ね、ダーリン

二人きりのオフィス、目の前には退路を塞ぐ恋人、背中に当たる固い壁。

つまるところ、簡潔的に言えば壁ドンだ。日を跨いで1時間。良い子ならば夢の国に誘われている時間帯だ。
真夜中のオフィスに、恋人と二人きり。なんて、恋愛ドラマならばキスのひとつやふたつ降ってきてもおかしくないシチュエーション。けれど、一向にラブロマンスの気配は感じられない。ここから挽回できないものか。
私を見下ろす男の眉間に皺さえ無ければラブロマンスの気配もあったかもしれない。男前を眉間の皺で台無しにしている。と言いたいところだが、そうはならないのがこの男の憎いところだ。
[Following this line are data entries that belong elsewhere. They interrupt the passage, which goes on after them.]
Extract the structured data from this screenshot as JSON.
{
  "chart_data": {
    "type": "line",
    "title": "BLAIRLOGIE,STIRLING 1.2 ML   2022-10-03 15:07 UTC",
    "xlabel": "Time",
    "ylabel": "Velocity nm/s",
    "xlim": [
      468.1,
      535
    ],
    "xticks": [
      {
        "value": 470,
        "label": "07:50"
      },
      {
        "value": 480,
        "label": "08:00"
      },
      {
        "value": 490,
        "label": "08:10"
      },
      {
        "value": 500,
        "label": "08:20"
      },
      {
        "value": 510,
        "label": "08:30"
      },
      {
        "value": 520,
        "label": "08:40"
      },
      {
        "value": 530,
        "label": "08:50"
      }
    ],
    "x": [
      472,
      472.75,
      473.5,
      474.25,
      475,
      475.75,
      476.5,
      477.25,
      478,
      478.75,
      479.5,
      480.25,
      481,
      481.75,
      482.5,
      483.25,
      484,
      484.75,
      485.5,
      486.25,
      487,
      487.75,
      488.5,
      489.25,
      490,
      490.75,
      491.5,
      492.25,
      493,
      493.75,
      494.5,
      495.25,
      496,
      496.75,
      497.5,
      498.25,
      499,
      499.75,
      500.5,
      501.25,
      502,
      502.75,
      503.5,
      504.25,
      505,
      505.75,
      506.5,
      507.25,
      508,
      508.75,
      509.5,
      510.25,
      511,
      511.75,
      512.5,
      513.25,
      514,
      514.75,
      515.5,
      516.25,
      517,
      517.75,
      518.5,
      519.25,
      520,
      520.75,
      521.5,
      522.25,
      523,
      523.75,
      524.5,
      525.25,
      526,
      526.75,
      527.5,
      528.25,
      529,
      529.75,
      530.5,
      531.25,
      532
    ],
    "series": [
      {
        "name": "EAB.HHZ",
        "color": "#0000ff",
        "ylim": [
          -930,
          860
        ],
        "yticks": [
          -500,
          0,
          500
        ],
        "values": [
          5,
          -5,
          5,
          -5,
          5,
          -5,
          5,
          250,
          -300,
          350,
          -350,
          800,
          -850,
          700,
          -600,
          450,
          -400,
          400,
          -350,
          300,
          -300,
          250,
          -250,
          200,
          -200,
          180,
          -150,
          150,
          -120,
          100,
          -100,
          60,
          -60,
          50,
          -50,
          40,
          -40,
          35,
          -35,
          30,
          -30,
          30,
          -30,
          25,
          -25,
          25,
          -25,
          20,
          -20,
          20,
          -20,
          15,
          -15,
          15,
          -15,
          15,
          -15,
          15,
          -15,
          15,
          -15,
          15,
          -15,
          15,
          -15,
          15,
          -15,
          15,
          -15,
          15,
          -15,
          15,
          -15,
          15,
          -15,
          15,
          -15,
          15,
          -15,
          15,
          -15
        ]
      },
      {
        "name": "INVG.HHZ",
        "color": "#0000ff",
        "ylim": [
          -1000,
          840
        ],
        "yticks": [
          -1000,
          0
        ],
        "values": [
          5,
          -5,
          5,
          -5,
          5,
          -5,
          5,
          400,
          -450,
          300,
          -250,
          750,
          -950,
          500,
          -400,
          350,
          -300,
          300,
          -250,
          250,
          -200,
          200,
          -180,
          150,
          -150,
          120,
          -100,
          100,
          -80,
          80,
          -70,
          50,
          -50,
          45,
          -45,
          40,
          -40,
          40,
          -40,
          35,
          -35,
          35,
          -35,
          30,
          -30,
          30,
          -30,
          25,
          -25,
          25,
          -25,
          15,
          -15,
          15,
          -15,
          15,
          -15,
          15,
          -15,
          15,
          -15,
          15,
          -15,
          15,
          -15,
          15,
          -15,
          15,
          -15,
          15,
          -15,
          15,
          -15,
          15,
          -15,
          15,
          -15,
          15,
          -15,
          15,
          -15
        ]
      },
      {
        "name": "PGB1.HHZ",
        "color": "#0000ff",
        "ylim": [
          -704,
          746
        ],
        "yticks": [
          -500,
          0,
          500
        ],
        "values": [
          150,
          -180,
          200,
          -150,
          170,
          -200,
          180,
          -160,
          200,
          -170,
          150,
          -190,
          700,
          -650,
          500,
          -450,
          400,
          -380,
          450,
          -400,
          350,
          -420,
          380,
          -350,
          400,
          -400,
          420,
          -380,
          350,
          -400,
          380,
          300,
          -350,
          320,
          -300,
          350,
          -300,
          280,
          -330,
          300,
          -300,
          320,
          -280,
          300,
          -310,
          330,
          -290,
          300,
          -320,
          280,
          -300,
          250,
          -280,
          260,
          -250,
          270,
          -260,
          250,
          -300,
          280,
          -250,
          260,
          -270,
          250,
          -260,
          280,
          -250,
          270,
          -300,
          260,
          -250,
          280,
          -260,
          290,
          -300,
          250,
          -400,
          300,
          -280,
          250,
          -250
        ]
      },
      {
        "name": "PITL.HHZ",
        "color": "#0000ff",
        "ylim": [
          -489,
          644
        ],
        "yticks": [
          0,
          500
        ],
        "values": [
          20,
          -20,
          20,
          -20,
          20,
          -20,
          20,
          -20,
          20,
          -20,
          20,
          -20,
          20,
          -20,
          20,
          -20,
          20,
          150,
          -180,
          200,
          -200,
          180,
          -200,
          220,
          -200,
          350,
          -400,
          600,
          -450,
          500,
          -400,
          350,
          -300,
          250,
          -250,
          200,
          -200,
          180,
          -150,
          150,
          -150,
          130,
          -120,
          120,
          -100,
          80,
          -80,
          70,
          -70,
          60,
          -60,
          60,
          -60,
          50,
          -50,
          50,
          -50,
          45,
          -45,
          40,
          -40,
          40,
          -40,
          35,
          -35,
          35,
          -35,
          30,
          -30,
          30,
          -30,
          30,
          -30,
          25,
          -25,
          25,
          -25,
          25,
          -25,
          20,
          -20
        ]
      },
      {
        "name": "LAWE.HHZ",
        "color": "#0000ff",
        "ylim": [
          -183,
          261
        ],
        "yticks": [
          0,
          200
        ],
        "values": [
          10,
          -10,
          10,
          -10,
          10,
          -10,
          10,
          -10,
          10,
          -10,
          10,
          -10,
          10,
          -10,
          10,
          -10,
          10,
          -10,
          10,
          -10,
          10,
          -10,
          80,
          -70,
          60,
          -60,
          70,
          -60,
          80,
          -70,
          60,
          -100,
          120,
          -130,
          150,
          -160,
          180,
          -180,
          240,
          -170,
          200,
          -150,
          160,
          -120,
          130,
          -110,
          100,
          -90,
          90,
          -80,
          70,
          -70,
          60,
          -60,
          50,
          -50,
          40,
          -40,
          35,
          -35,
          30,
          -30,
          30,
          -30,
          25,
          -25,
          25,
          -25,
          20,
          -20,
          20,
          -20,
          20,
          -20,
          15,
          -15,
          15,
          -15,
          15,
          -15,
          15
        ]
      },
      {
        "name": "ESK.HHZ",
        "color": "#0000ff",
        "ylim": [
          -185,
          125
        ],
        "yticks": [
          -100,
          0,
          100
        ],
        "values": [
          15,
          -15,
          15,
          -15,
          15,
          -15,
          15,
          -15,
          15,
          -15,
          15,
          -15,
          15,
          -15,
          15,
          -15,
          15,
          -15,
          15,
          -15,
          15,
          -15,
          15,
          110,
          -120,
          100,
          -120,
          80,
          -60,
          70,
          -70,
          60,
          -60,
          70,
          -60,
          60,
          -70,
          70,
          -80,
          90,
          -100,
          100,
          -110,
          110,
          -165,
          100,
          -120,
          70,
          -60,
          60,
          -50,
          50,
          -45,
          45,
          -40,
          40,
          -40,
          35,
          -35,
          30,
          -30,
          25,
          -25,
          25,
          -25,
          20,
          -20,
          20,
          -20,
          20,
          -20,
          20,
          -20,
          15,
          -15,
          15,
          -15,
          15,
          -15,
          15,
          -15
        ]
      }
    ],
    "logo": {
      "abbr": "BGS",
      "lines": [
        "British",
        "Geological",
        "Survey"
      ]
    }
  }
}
私を刺す光を弱めることは無いまま、重苦しく黙っていた彼が口を開く。

「言い訳を聞こうか」

言い訳、とは。
この美丈夫の眉間に山が作られる原因となったのは、先日の戦闘のことだった。森羅万象の不可解を煮詰めて凝縮させたようなHLで戦闘沙汰になる事は日常茶飯事。雨に降られれば濡れる、食べたものは無くなる、太陽は東から昇って西に沈む、というレベルの"常識"である。
そんな厄介から逃れる方が難しいこの街で、よく分からない異形と相対したのは記憶に新しい。

何を模したかも分からないオリジナリティ溢れる異形は、図体とは対照的にその身を超える斬撃を繰り出した。切り刻まれるビルに車にアスファルト。高級車も高層マンションもお構い無しにざんばらりん。果たしてこの数分で一体どれだけの金が塵と化したのか。考えるだけ無駄だろう。

大きさだけでいえば羊のようなそれと攻防を交わしている時、目の前の異形の触覚が僅かながら動いた。その動きになんの意味があるかも分からず、横目に動きの先を見る。
そこには無防備にも背中を向けて別の異形と交戦する彼がいた。幾多の修羅場を超えたスティーブンのことだから、煙草を踏みつけるように一瞬で斬撃を無かったことにするのだろう。そう、だから私が介入することではない。こちらはこちらで対処するべきだ。

思考する頭とは裏腹に、体が滑り込む。
つい。思いがけず。体が勝手に。理由も分からないまま。
数秒後、想像通りその些細なモーションは斬撃となって私の腹を裂く。予め盾を作っておいたお陰で直撃は免れた。もし直撃していたら今頃上半身と下半身で真っ二つでサヨナラしていたところだ。

この行動ひとつが、未だに色濃く皺を保つスティーブンの気に障ったらしい。
無事だったから良いという結果論は今回使えない。そんなこと言った暁には私の足が氷漬けにされる。昔一度、「足が動かなければ無茶も出来ないな」、と春風のような笑みと共に贈られたことを思い出すと未だに鳥肌が立つ。あなたも大概無茶苦茶するでしょ、と言いかけたのを喉元に押し込めただけ偉い。

「もう一度聞くぞ、言い訳はあるか?」
「言い訳も何も無いけど」
「君の無茶に関して言うことは少なくないけど言い訳がないのは初めてだな、頭でも打ったか?」
随分なことを言うな、大体なんでそんなに喧嘩腰なんだ。

「大体君は昔から、」
走り始めた口をそっとネクタイを引いて黙らせる。冷たい氷が解けるかわりに、奥の炎が燃え始める。

「・・・キスひとつで僕が黙ると思ってるのか?」
「あれ、許してくれないの?」
一気に呆れ混じりにも柔らかくなった視線を合わせて伺うように聞いてみせると、ため息がひとつ漏れた。よし、もう一押しだな。

「君、そうやって誤魔化そうとするの良くない癖だぞ」

「ゆるして、ダーリン」
やわく耳元で囁いた。
溜息と共に顔を覆うくせに、赤くなった耳はかくれていないと教えてあげようか。

ね、ダーリン
誤魔化したのは悪かったけれど、首輪代わりに
ネックレスを贈るのは卑怯なんじゃないの。